В общем и целом блуждающий сюжет о герое, своими подвигами спасающем мир, можно назвать своего рода нарративной схемой, запечатленной в коллективном социальном опыте человечества и его же коллективном бессознательном. Зло всепроникающе и всемирно, и везде, где оно наносит удар людям, – «вздымается мольба о герое-избавителе со сверкающим мечом в руке, удар которого, прикосновение которого, само появление которого освободит землю»[91]. При этом представителей разных областей знания привлекают, конечно же, разные аспекты и грани построения героико-мифологического сюжета. Помимо уже упоминавшихся нами философии, литературоведения, истории, на данной «территории» могут работать любые сферы гуманитарной науки, занимающиеся – в широком смысле слова – текстом и его границами (так, в культурологии зачастую исследуются «пересечения» мира фольклора и религиозной веры[92], а в семиотике интерес исследователей вызывают структурные связи и тема гибели/воскрешения героя[93]). О. Ранк, изучавший мотивы рождения героя, мести и расплаты в его судьбе с точки зрения классического психоанализа, делает в одной из своих книг любопытное «анатомическое» сравнение: с его точки зрения, мифы о героях представляют собой «стандартное сказание» – нечто вроде идеального человеческого скелета, который с теми или иными отклонениями может наблюдать врач при просвечивании человеческих фигур, внешне как будто отличающихся друг от друга…[94]

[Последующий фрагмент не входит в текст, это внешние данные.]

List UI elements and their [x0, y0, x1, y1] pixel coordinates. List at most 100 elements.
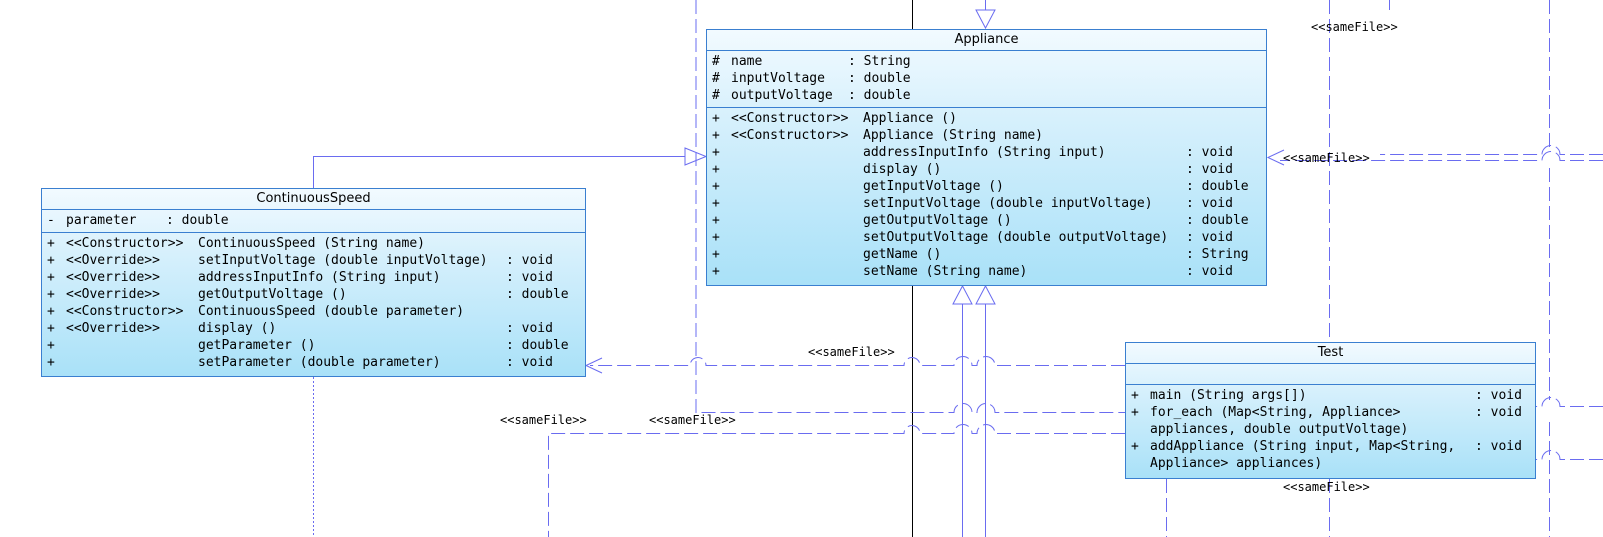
visibility-marker: +: [47, 270, 55, 285]
operation-signature: for_each (Map<String, Appliance> applian…: [1150, 405, 1409, 437]
operation-row: + <<Constructor>> Appliance (): [707, 110, 1266, 127]
operation-row: + getInputVoltage (): double: [707, 178, 1266, 195]
operation-signature: setParameter (double parameter): [198, 355, 441, 370]
attributes-section: - parameter: double: [42, 210, 585, 233]
operation-stereotype: <<Override>>: [66, 321, 160, 336]
visibility-marker: +: [712, 213, 720, 228]
operation-row: + display (): void: [707, 161, 1266, 178]
operation-signature: addressInputInfo (String input): [198, 270, 441, 285]
operation-return-type: : void: [1186, 230, 1233, 245]
operation-row: + for_each (Map<String, Appliance> applia…: [1126, 404, 1535, 438]
operation-row: + getName () : String: [707, 246, 1266, 263]
operation-signature: setInputVoltage (double inputVoltage): [198, 253, 488, 268]
visibility-marker: +: [47, 236, 55, 251]
class-continuousspeed[interactable]: ContinuousSpeed - parameter: double + <<Co…: [41, 188, 586, 377]
operation-stereotype: <<Constructor>>: [731, 128, 849, 143]
operation-signature: getInputVoltage (): [863, 179, 1004, 194]
operation-stereotype: [731, 178, 863, 195]
operation-return-type: : void: [506, 355, 553, 370]
visibility-marker: +: [712, 230, 720, 245]
operation-return-type: : double: [1186, 213, 1249, 228]
operation-signature: getParameter (): [198, 338, 316, 353]
operation-stereotype: <<Constructor>>: [66, 304, 184, 319]
operation-stereotype: [731, 229, 863, 246]
operation-row: + <<Constructor>> ContinuousSpeed (String …: [42, 235, 585, 252]
attributes-section: # name: String # inputVoltage: double # outpu…: [707, 51, 1266, 108]
operation-row: + <<Override>> addressInputInfo (String in…: [42, 269, 585, 286]
visibility-marker: #: [712, 71, 720, 86]
class-name: ContinuousSpeed: [42, 189, 585, 210]
operation-stereotype: <<Constructor>>: [731, 111, 849, 126]
operation-stereotype: <<Override>>: [66, 270, 160, 285]
operation-signature: setOutputVoltage (double outputVoltage): [863, 230, 1169, 245]
operation-return-type: : void: [1186, 196, 1233, 211]
visibility-marker: +: [47, 287, 55, 302]
operation-stereotype: [731, 263, 863, 280]
visibility-marker: +: [47, 338, 55, 353]
operation-row: + addAppliance (String input, Map<String,…: [1126, 438, 1535, 472]
operations-section: + <<Constructor>> Appliance () + <<Construct…: [707, 108, 1266, 283]
operation-signature: display (): [863, 162, 942, 177]
visibility-marker: +: [712, 196, 720, 211]
operation-row: + <<Override>> getOutputVoltage (): double: [42, 286, 585, 303]
attributes-section: [1126, 364, 1535, 385]
operation-row: + setInputVoltage (double inputVoltage) : …: [707, 195, 1266, 212]
operation-stereotype: [731, 246, 863, 263]
samefile-label: <<sameFile>>: [1283, 480, 1370, 494]
operation-signature: ContinuousSpeed (String name): [198, 236, 425, 251]
operation-signature: setInputVoltage (double inputVoltage): [863, 196, 1153, 211]
operation-row: + getOutputVoltage () : double: [707, 212, 1266, 229]
operation-signature: ContinuousSpeed (double parameter): [198, 304, 465, 319]
operation-signature: addAppliance (String input, Map<String, …: [1150, 439, 1456, 471]
operation-signature: getOutputVoltage (): [198, 287, 347, 302]
samefile-label: <<sameFile>>: [1283, 151, 1370, 165]
operation-row: + setParameter (double parameter) : void: [42, 354, 585, 371]
operation-signature: addressInputInfo (String input): [863, 145, 1106, 160]
operation-return-type: : double: [1186, 179, 1249, 194]
visibility-marker: +: [712, 128, 720, 143]
visibility-marker: +: [47, 355, 55, 370]
operation-return-type: : void: [506, 321, 553, 336]
visibility-marker: +: [47, 321, 55, 336]
class-name: Appliance: [707, 30, 1266, 51]
visibility-marker: +: [712, 264, 720, 279]
operation-return-type: : String: [1186, 247, 1249, 262]
attribute-type: : double: [848, 88, 911, 103]
operation-return-type: : void: [1475, 439, 1522, 454]
operation-row: + addressInputInfo (String input): void: [707, 144, 1266, 161]
visibility-marker: #: [712, 54, 720, 69]
operation-signature: setName (String name): [863, 264, 1028, 279]
operation-signature: main (String args[]): [1150, 388, 1307, 403]
attribute-type: : String: [848, 54, 911, 69]
attribute-name: inputVoltage: [731, 71, 825, 86]
operation-return-type: : void: [1186, 162, 1233, 177]
operation-signature: getOutputVoltage (): [863, 213, 1012, 228]
visibility-marker: #: [712, 88, 720, 103]
samefile-label: <<sameFile>>: [808, 345, 895, 359]
samefile-label: <<sameFile>>: [500, 413, 587, 427]
visibility-marker: +: [712, 111, 720, 126]
visibility-marker: +: [712, 145, 720, 160]
visibility-marker: +: [712, 247, 720, 262]
operation-stereotype: [731, 195, 863, 212]
operation-signature: display (): [198, 321, 277, 336]
operation-return-type: : void: [506, 253, 553, 268]
visibility-marker: +: [47, 304, 55, 319]
operation-signature: Appliance (): [863, 111, 957, 126]
operation-row: + main (String args[]) : void: [1126, 387, 1535, 404]
class-test[interactable]: Test + main (String args[]): void + for_eac…: [1125, 342, 1536, 479]
operation-return-type: : void: [1475, 388, 1522, 403]
operation-stereotype: [66, 354, 198, 371]
operation-row: + <<Constructor>> Appliance (String name): [707, 127, 1266, 144]
visibility-marker: +: [1131, 388, 1139, 403]
operation-return-type: : double: [506, 338, 569, 353]
operation-row: + getParameter () : double: [42, 337, 585, 354]
class-appliance[interactable]: Appliance # name: String # inputVoltage: do…: [706, 29, 1267, 286]
operation-return-type: : void: [1475, 405, 1522, 420]
operation-signature: getName (): [863, 247, 942, 262]
operation-row: + setOutputVoltage (double outputVoltage)…: [707, 229, 1266, 246]
operation-stereotype: <<Override>>: [66, 287, 160, 302]
operation-return-type: : void: [1186, 264, 1233, 279]
attribute-name: parameter: [66, 213, 137, 228]
attribute-row: # name: String: [707, 53, 1266, 70]
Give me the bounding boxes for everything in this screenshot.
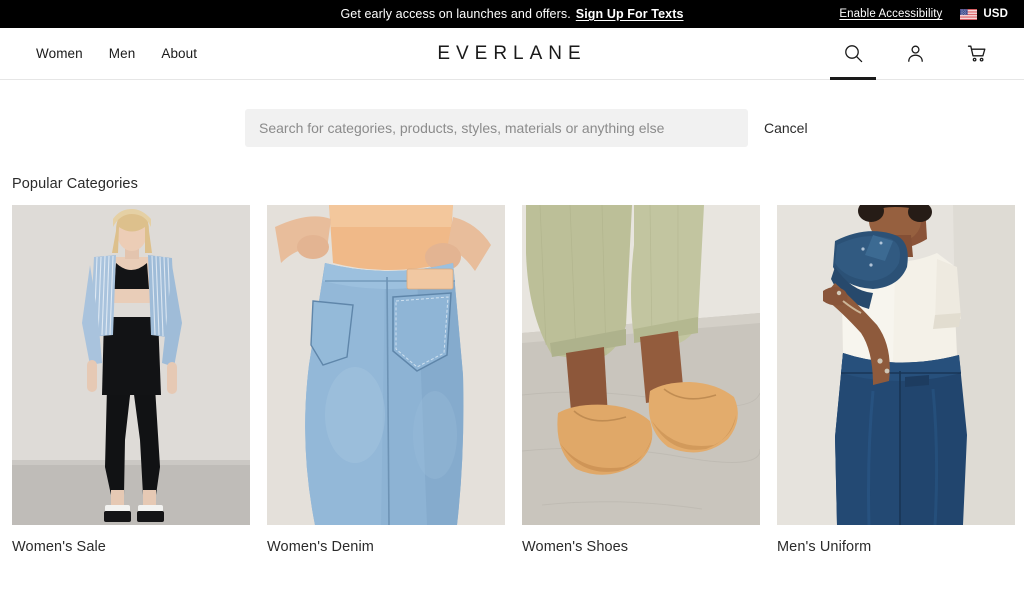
category-image-womens-denim: [267, 205, 505, 525]
category-label: Men's Uniform: [777, 539, 872, 555]
currency-selector[interactable]: USD: [960, 8, 1008, 20]
section-title: Popular Categories: [12, 176, 138, 192]
womens-denim-photo: [267, 205, 505, 525]
category-label: Women's Denim: [267, 539, 374, 555]
cart-button[interactable]: [954, 28, 1000, 80]
search-button[interactable]: [830, 28, 876, 80]
category-card-womens-shoes[interactable]: Women's Shoes: [522, 205, 760, 555]
search-bar-row: Cancel: [0, 80, 1024, 176]
promo-banner: Get early access on launches and offers.…: [0, 0, 1024, 28]
category-card-womens-sale[interactable]: Women's Sale: [12, 205, 250, 555]
cancel-search-button[interactable]: Cancel: [760, 120, 812, 136]
category-image-womens-shoes: [522, 205, 760, 525]
womens-sale-photo: [12, 205, 250, 525]
everlane-logo[interactable]: EVERLANE: [437, 43, 586, 65]
nav-item-men[interactable]: Men: [109, 46, 136, 61]
account-button[interactable]: [892, 28, 938, 80]
nav-item-about[interactable]: About: [161, 46, 197, 61]
category-label: Women's Sale: [12, 539, 106, 555]
search-icon: [844, 45, 862, 63]
womens-shoes-photo: [522, 205, 760, 525]
category-card-mens-uniform[interactable]: Men's Uniform: [777, 205, 1015, 555]
popular-categories-section: Popular Categories Women's Sale Women's …: [0, 176, 1024, 555]
promo-message: Get early access on launches and offers.: [340, 7, 571, 21]
category-label: Women's Shoes: [522, 539, 629, 555]
account-icon: [907, 45, 923, 62]
nav-icon-group: [830, 28, 1000, 80]
search-input[interactable]: [245, 109, 748, 147]
cart-icon: [967, 45, 986, 62]
nav-links: Women Men About: [36, 46, 197, 61]
currency-label: USD: [983, 8, 1008, 20]
signup-for-texts-link[interactable]: Sign Up For Texts: [576, 7, 684, 21]
enable-accessibility-link[interactable]: Enable Accessibility: [839, 8, 942, 20]
nav-item-women[interactable]: Women: [36, 46, 83, 61]
category-card-grid: Women's Sale Women's Denim Women's Shoes…: [0, 205, 1024, 555]
promo-banner-right: Enable Accessibility USD: [839, 0, 1008, 28]
category-card-womens-denim[interactable]: Women's Denim: [267, 205, 505, 555]
category-image-womens-sale: [12, 205, 250, 525]
category-image-mens-uniform: [777, 205, 1015, 525]
mens-uniform-photo: [777, 205, 1015, 525]
us-flag-icon: [960, 8, 978, 20]
main-navigation: Women Men About EVERLANE: [0, 28, 1024, 80]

Однако нас интересует в повествовании о герое один-единственный и главный его мотив – мотив победы над чудовищем. Именно этот поворот блуждающего сюжета можно скорее всего встретить в сфере политико-коммуникативной нарратологии, именно этот смысл – возвеличивание героя-драконоборца (или змееборца, в другой трактовке) – чаще всего транслируется в «политической легенде» современного лидера. М. Кошелюк в своей книге «Выборы. Магия игры. Технология победы» утверждает (и он далеко не одинок в подобном мнении), что к архетипу Героя-лидера восходит имидж любого политика:
Полноценный имидж может быть сформирован только через совокупность образов-прототипов, конкретизированных в большей или меньшей степени. При ближайшем рассмотрении оказывается, что эта совокупность ассоциируемых с политиком образов не случайна. Зоной их пересечения является базовый архетипичный образ Героя-лидера, способного преодолевать препятствия, побеждать Дракона… Доказательство способности политика «побеждать Дракона» может быть определено в качестве базовой задачи формирования имиджа… Можно сказать, что в свернутом виде в имидже представлены интуитивно схваченные проблема и ожидаемый путь ее решения. В этом смысле имидж всегда перспективен, он выражает некий взгляд на будущее, прогноз. Но время, отведенное политику (без соответствующей корректировки имиджа), ограничено периодом актуальности соответствующей проблематики. Герой востребован до тех пор, пока требуется (ожидается) его участие в развитии событий. Затем на смену ему идут другие герои[95].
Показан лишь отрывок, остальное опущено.